CI cache currently not working
Quick heads up: we're having some trouble with our github cache. The mirror itself is working, but github can't connect to it. We saw some other IPv6 problems from microsoft this week so it may be related. It's being worked on but I don't have an ETA or anything!
We've got a v4.cveb.in set up that should route correctly, but it turns out --use-mirror is broken (it doesn't work no matter what url I give it) so we'll need to fix that before I can test it out.
Okay, so --use-mirror uses the old mirror system which we... probably don't even need to support any more. But I'm having some other problems with getting it switches so --use-mirror passes the url through to the json-mirror correctly. So in the meantime I've put up #5171 which should let the cache job run directly against api2 for now. After CI is done with it and it merges, we'll see if that gets us a usable cache in github actions again so I can keep debugging more easily.
Is this the cause of this?
We used to see timeouts in the last couple of days, now we see this gZip error.
(and of course thank you for your work making this possible)
Yes, I think the gzip error is related (and I've seen it too). Unfortunately, the CI linters are currently blocking me from doing anything because I can't actually merge code until they pass because some of them are marked as required (and I don't have the ability to change those directly) so I'm chasing down that problem first.
Okay, I should have a temporary workaround for the CI runners problem shortly. That won't necessarily fix the cache but it at least means it's be possible to merge stuff so we can fix the cache, so it's forwards progress!

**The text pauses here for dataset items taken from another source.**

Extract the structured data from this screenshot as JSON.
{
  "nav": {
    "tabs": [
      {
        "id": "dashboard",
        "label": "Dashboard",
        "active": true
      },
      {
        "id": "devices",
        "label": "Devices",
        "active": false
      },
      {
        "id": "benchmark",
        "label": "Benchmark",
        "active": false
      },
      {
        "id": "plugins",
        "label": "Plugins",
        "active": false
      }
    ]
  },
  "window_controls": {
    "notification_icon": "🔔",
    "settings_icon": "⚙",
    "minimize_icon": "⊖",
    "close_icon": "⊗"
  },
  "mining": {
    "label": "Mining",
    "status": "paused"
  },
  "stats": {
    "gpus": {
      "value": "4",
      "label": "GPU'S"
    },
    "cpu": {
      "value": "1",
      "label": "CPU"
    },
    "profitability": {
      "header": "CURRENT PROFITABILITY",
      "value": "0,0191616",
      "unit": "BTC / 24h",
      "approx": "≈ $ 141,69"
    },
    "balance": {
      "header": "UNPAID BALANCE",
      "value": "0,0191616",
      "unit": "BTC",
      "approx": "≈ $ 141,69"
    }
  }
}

Runners are back up, required jobs are off and staying off in case of more issues while we work the cache problem.
NVD threw an 403 error in the cache job that I ran, not sure if that's because the API key wasn't passed through correctly or what yet.

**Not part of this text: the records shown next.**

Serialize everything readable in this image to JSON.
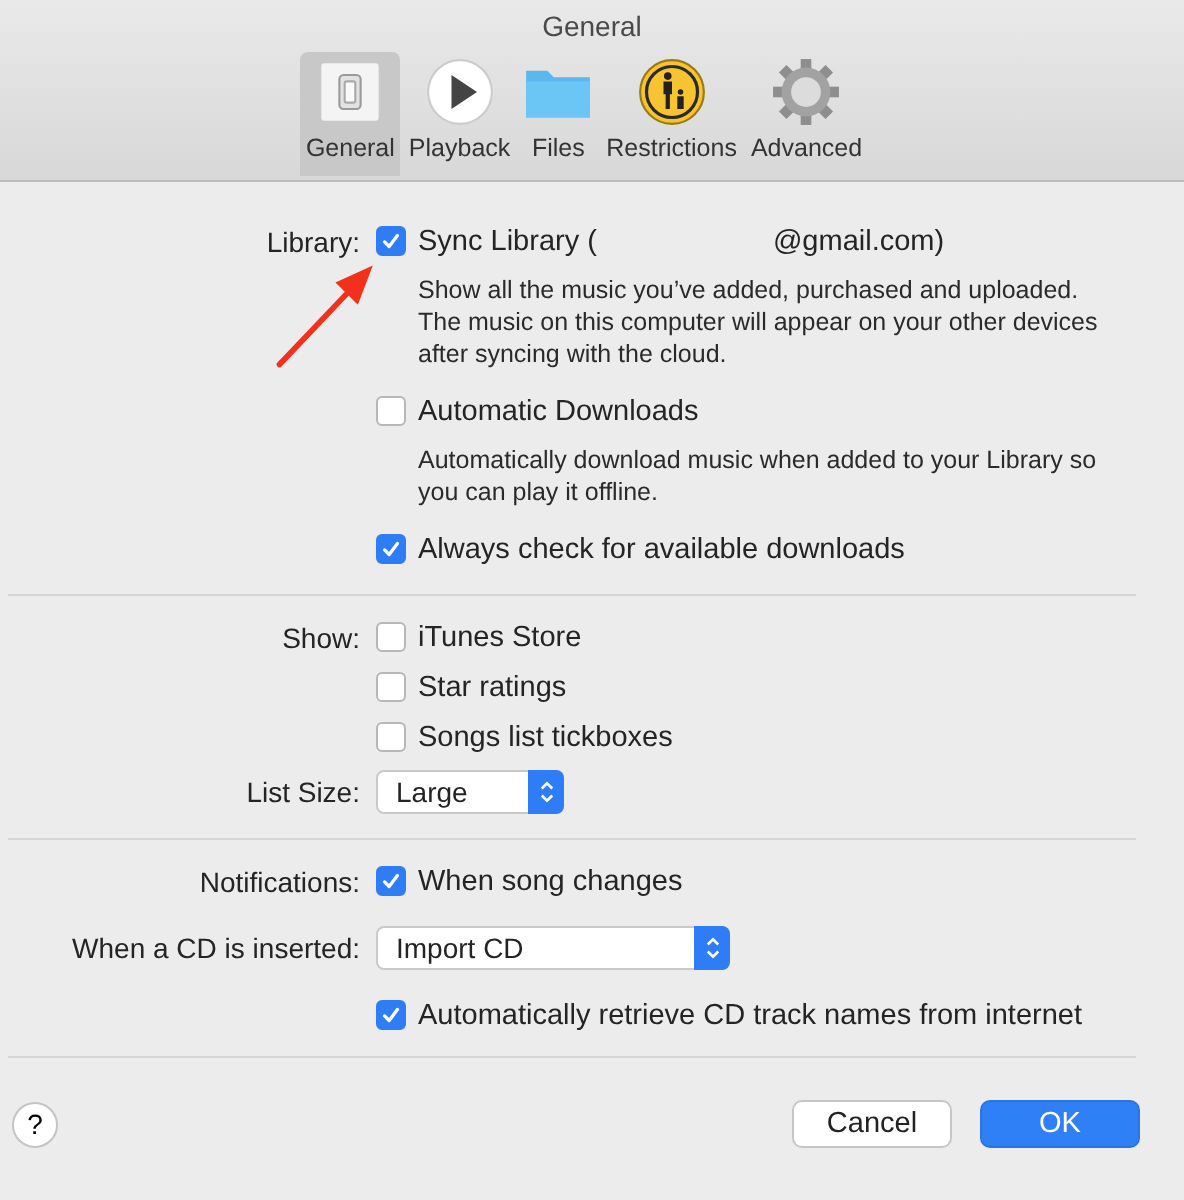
{
  "window": {
    "title": "General"
  },
  "tabs": [
    {
      "label": "General",
      "selected": true
    },
    {
      "label": "Playback",
      "selected": false
    },
    {
      "label": "Files",
      "selected": false
    },
    {
      "label": "Restrictions",
      "selected": false
    },
    {
      "label": "Advanced",
      "selected": false
    }
  ],
  "sections": [
    {
      "rows": [
        {
          "kind": "checkbox",
          "label": "Library:",
          "text": "Sync Library (",
          "suffix": "@gmail.com)",
          "checked": true
        },
        {
          "kind": "note",
          "text": "Show all the music you’ve added, purchased and uploaded. The music on this computer will appear on your other devices after syncing with the cloud."
        },
        {
          "kind": "checkbox",
          "text": "Automatic Downloads",
          "checked": false
        },
        {
          "kind": "note",
          "text": "Automatically download music when added to your Library so you can play it offline."
        },
        {
          "kind": "checkbox",
          "text": "Always check for available downloads",
          "checked": true
        }
      ]
    },
    {
      "rows": [
        {
          "kind": "checkbox",
          "label": "Show:",
          "text": "iTunes Store",
          "checked": false
        },
        {
          "kind": "checkbox",
          "text": "Star ratings",
          "checked": false
        },
        {
          "kind": "checkbox",
          "text": "Songs list tickboxes",
          "checked": false
        },
        {
          "kind": "select",
          "label": "List Size:",
          "value": "Large"
        }
      ]
    },
    {
      "rows": [
        {
          "kind": "checkbox",
          "label": "Notifications:",
          "text": "When song changes",
          "checked": true
        },
        {
          "kind": "select",
          "label": "When a CD is inserted:",
          "value": "Import CD"
        },
        {
          "kind": "checkbox",
          "text": "Automatically retrieve CD track names from internet",
          "checked": true
        }
      ]
    }
  ],
  "footer": {
    "help": "?",
    "buttons": [
      {
        "label": "Cancel",
        "default": false
      },
      {
        "label": "OK",
        "default": true
      }
    ]
  }
}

okay, I can duplicate the 403 error even when i'm sure the api key is set. Probably need to dig into the API docs but I need to step away from the computer for a while. If anyone else wants to keep investigating while I'm offline:
- The relevant docs are probably these ones https://nvd.nist.gov/developers/vulnerabilities
- The function that's failing is
nvd_count_metadatainnvd_api.pyand just handling the ClientResponseError and letting it set the counts to 0 causes different problems so no lazy fix there.
I still haven't dug into the gzip issue, but if I had to guess the mirror got bad data the same way we're getting bad data with api2.
Okay, so the gz error is because for some probably terrible reason, we've got a bunch of files on the mirror that are just "this file is unavailable" request code stuff, and our "what years should we parse?" code just looks at if the files are there.
Currently we're not actually getting data from any year before 2012, but the mirror is trying to store data back to 2002. We should be able to change things at the mirror level and potentially get a workaround, but what I tried first is leaving me with a corrupted database so it might take a while.
Quick summary:
- github actions cannot talk to mirror.cveb.in at the moment due to a DNS issue. We think switching to v4.mirror.cveb.in will solve this but can't test it because...
-
--use-mirrorcan't handle the current mirror set up. I have a lazy fix for this but can't really test it because... - The cve1.1 data that we use on the mirror currently has 10 years worth of files that aren't actually json and instead are html error codes with a binary blob at the end or something. Since most of these files are so old that they seldom get significant updates, so we're intending to roll back to the last valid version we have so the mirror still provides data. But this may only be a temporary workaround because...
- The cve2.0 data which seems to still have valid files for 2002-2012 provided by NVD, so we may need to switch to using that ( see #5172 ).
- So our Github Actions CI can't run because it has no data and the cache is outdated, and even our linters weren't running earlier this week because of an unrelated issue (that part has been resolved, so we're linting again at least!)
I'm currently working on a lazy workaround for "don't try to process broken gzip files" in #5173 so I'll probably keep messing with that until the mirror's happier. Once it's happier I'll switch over to fixing --use-mirror and then hopefully finding a workaround for the DNS problem. But it's all going to be more than a little slow for a few more days, sorry everyone!
In theory we're at the point where the cache should be able to update using the new ipv4 address. But what actually happened is that the job stopped after 14 minutes even though the timeout is set to 60 so I really hope we're not finding a new way to run out of memory or something. Re-running with debug on now.
Well, disabling OSV in the cache has solved the problem, yay the cache is updated (minus OSV)! In theory everything except OSV-related tests should be able to run for the moment.
Next up:
- fixing
--use-mirrorto work as expected so we're not all stuck on ipv4 just to make CI work - someone is already working out a way to let github know they have an ipv6 routing problem (but if any of you want to file a ticket, feel free -- they're more likely to fix if it seems to affect more people)
- figuring out how to fix osv (I think there's a PR I need to investigate that got side-lined)
But I'm going to go have some lunch and may not be back to working on this problem until tomorrow, so I'm going to leave this open in case anyone needs to let me know things aren't working as expected.